Interestingly some participants mentioned that they spoke with their mothers and parents more and better, since they were far than when they were together under the same roof. They mentioned that often the relationship had improved since it was distant and mediated by a phone. This honest comment is very interesting because it seems to reflect the majority of relationships maintained through a digital channel. The calls, although they have significantly increased in length and frequency since the reduction of international prices, seem to reinforce the most positive part of the relationship. In distance most people seem to be looking for the comfort the exchange can give them and avoid conflicts.
In another paper in this website I have mentioned my hypothesis that mediated communication is a way of handling anxiety and that making contact with a loved one even briefly is a way of feeling comforted. I tried to show how a call or text seems to slot in within a cycle of anxiety reduction as it was described by Bowlby.
I was therefore particularly interested in reading the account of a research published May 11 in the journal Proceedings of the Royal Society B. The research showed how a phone call to their mothers, had the same comforting effect on some young girls engaged in a stressful activity, as a physical contact.
The following account of the experiment was reported by the Scientific American : Seltzer and her colleagues had 61 seven- to 12-year-old girls perform math and public-speaking tasks in front of an audience of strangers. (These are frequently employed stress tests for children.) Afterward, 19 girls were turned back over to their mothers, who gave comfort for 15 minutes, in part through reassuring physical contact with the girls. Alternatively, 20 of the girls received a 15-minute-long call from their mothers on a phone provided by the researchers. The remaining 22 girls watched an emotionally neutral movie for 75 minutes. (The two other groups also were shown 60 minutes of the same neutral movie after their 15 minutes of maternal contact.) To test levels of the stress hormone cortisol, samples of spit were collected seven times over the course of the experiment, and levels of oxytocin were monitored through four urine samples that were collected. This description of the hormonal effects of mediated communication seems highly compatible with the phenomena we are encountering in our interviews. There are a variety of reasons that make adults call their mothers regularly but the notions of anxiety and comfort are always mentioned in a way or another.

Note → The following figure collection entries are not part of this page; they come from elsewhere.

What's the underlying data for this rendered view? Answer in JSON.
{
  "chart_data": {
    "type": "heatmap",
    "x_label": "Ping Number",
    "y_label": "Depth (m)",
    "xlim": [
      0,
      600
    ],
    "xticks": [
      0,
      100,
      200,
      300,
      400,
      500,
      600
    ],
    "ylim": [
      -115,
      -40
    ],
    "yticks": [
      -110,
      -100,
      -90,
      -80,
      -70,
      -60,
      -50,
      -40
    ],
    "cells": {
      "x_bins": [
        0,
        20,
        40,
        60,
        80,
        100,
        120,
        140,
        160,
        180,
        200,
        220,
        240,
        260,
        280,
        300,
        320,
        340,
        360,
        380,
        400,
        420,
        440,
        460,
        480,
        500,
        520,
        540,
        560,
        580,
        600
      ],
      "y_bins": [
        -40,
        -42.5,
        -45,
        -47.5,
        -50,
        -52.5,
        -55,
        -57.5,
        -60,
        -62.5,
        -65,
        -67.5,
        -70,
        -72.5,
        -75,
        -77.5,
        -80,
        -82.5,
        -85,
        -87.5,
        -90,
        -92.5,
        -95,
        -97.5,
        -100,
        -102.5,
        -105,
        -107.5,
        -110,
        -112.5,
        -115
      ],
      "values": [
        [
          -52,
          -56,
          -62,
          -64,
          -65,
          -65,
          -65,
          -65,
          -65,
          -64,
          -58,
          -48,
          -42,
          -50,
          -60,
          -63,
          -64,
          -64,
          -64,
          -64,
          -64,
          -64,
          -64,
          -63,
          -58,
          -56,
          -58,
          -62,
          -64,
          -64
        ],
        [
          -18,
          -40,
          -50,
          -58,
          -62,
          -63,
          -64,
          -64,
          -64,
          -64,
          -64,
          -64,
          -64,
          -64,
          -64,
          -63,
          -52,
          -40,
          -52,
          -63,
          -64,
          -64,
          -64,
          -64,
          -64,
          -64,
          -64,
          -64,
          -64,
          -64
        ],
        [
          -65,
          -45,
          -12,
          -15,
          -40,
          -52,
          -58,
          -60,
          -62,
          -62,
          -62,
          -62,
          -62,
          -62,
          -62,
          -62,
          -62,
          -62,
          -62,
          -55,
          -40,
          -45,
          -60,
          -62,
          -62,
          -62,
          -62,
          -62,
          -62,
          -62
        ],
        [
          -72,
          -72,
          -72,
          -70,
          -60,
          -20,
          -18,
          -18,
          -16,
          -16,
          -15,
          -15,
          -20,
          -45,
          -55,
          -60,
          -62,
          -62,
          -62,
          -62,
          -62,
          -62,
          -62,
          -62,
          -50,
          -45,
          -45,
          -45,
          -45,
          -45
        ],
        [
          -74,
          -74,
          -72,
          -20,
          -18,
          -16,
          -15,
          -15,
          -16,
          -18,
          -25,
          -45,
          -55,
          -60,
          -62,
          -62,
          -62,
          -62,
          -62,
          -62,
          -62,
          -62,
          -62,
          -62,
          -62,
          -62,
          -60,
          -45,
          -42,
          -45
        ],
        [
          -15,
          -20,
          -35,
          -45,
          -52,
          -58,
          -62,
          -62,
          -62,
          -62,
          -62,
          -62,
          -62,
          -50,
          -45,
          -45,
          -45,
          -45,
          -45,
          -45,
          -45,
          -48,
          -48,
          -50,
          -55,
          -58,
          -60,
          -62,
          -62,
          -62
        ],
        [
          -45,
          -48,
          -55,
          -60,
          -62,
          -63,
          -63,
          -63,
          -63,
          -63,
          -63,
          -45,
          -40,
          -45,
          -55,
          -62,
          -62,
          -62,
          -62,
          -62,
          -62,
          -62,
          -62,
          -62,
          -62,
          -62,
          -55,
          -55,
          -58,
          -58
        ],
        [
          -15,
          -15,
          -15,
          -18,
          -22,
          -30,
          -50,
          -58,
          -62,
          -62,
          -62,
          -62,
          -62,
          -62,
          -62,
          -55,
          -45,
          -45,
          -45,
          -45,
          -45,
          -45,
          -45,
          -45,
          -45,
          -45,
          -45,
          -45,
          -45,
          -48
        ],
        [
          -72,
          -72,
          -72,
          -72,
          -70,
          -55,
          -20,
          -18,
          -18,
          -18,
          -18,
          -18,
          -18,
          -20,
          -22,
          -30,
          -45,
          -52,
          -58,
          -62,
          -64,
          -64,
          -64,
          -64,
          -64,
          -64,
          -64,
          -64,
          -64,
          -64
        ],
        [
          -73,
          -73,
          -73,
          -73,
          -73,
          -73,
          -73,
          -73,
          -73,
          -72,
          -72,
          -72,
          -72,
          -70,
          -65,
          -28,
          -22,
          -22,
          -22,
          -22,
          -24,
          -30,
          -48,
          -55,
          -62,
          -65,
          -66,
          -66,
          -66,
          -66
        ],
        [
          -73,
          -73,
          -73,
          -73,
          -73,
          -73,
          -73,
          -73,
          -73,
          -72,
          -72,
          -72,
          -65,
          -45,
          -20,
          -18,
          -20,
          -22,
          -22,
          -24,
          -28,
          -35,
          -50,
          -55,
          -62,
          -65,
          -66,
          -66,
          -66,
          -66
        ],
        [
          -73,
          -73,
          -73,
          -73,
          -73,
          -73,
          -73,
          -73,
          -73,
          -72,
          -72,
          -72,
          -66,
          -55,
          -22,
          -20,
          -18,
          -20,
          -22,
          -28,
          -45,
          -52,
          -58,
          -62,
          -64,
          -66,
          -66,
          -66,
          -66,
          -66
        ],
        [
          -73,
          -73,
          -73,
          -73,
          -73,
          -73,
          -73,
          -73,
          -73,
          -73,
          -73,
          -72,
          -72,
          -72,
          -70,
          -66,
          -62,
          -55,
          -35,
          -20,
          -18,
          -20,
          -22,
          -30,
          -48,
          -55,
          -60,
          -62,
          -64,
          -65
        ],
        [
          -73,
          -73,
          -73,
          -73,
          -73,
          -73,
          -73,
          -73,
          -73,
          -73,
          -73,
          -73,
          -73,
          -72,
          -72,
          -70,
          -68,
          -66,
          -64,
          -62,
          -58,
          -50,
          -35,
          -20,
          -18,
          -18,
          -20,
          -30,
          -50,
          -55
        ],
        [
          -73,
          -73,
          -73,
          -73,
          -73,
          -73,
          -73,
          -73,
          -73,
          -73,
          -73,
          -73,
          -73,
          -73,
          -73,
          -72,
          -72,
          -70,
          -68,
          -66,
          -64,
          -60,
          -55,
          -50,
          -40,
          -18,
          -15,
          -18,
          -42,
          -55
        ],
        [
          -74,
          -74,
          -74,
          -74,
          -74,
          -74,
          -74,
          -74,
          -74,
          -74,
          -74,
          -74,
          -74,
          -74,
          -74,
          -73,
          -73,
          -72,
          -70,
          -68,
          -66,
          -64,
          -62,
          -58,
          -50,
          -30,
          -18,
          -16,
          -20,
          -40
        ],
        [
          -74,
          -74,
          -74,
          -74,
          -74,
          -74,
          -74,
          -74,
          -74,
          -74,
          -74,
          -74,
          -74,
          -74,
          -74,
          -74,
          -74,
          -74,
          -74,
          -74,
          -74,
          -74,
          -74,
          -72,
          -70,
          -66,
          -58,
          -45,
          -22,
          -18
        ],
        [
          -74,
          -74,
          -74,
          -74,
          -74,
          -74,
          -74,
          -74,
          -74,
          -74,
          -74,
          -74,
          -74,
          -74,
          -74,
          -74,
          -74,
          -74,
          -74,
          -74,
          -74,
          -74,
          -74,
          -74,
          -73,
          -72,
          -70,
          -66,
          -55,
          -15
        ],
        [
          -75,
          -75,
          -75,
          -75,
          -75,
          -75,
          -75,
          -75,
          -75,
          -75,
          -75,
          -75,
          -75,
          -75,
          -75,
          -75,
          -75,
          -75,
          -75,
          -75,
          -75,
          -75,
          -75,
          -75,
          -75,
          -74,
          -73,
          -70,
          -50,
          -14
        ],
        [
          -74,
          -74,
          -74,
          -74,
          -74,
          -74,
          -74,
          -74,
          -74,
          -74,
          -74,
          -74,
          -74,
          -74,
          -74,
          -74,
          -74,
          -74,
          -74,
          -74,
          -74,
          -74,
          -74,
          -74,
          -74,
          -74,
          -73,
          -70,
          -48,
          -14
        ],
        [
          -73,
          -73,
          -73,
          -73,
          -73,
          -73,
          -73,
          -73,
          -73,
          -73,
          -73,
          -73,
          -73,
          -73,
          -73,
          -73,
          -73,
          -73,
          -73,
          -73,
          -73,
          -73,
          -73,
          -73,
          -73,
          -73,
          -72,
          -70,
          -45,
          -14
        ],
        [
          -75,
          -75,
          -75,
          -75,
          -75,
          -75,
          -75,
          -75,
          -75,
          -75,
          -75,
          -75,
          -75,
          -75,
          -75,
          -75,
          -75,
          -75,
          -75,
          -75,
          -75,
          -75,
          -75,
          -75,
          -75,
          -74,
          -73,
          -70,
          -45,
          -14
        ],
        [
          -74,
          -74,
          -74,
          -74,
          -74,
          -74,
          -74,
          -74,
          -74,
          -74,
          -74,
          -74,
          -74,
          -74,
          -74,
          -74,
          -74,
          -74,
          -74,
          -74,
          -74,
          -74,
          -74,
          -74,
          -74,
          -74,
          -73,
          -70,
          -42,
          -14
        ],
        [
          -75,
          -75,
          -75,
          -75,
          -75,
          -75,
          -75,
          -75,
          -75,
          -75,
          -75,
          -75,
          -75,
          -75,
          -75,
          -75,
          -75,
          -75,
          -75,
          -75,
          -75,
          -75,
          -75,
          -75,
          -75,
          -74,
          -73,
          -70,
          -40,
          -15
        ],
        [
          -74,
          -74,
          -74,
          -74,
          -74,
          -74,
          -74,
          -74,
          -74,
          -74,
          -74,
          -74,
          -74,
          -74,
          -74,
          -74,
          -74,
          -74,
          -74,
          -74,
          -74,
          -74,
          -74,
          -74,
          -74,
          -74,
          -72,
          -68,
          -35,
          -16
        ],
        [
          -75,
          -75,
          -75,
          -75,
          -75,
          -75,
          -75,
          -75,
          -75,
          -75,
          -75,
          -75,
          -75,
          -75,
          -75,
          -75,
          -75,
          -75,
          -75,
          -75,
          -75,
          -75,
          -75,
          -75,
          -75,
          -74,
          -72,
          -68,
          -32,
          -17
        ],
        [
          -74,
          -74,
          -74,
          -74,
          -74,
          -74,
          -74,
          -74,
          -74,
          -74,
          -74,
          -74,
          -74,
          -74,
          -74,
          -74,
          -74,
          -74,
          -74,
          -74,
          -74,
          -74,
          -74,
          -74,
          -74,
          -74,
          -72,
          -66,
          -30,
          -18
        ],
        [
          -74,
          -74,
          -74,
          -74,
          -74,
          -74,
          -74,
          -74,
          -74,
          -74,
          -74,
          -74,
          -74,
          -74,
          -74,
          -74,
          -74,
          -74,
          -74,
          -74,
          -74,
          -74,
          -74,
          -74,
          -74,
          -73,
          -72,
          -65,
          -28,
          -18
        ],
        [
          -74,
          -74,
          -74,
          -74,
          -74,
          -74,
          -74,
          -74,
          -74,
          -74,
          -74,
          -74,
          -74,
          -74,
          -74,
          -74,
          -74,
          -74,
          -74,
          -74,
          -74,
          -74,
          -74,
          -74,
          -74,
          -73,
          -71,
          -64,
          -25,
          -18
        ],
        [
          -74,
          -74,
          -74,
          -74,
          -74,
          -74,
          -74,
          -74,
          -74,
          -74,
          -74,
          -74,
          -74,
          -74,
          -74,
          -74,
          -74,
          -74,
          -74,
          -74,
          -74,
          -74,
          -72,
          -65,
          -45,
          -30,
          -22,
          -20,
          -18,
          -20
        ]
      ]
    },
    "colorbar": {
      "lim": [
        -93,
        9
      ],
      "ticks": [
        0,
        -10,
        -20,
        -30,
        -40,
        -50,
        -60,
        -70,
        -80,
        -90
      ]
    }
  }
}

The researchers found that "the children who got to interact with their mothers had virtually the same hormonal response, whether they interacted in person or over the phone," Seltzer said. By the end of the experiment, those girls who had spoken with their mothers over the phone had about the same levels of cortisol as those who had met with their mothers in person (though the phone group's levels took longer to arrive at that lower level). Both of these groups had much less cortisol in their saliva than those who had had no contact with their mothers after the stressful endeavor.
The effect of talking to Mom was even more dramatic when assessed via subjects' levels of oxytocin. "Girls released conspicuously similar levels" of the bonding hormone whether they had spoken with their mothers or had physical contact with them by the end of the session, Seltzer and her team found. (The girls who did not have contact with their mothers after the stress event had consistent, lower levels of oxytocin.)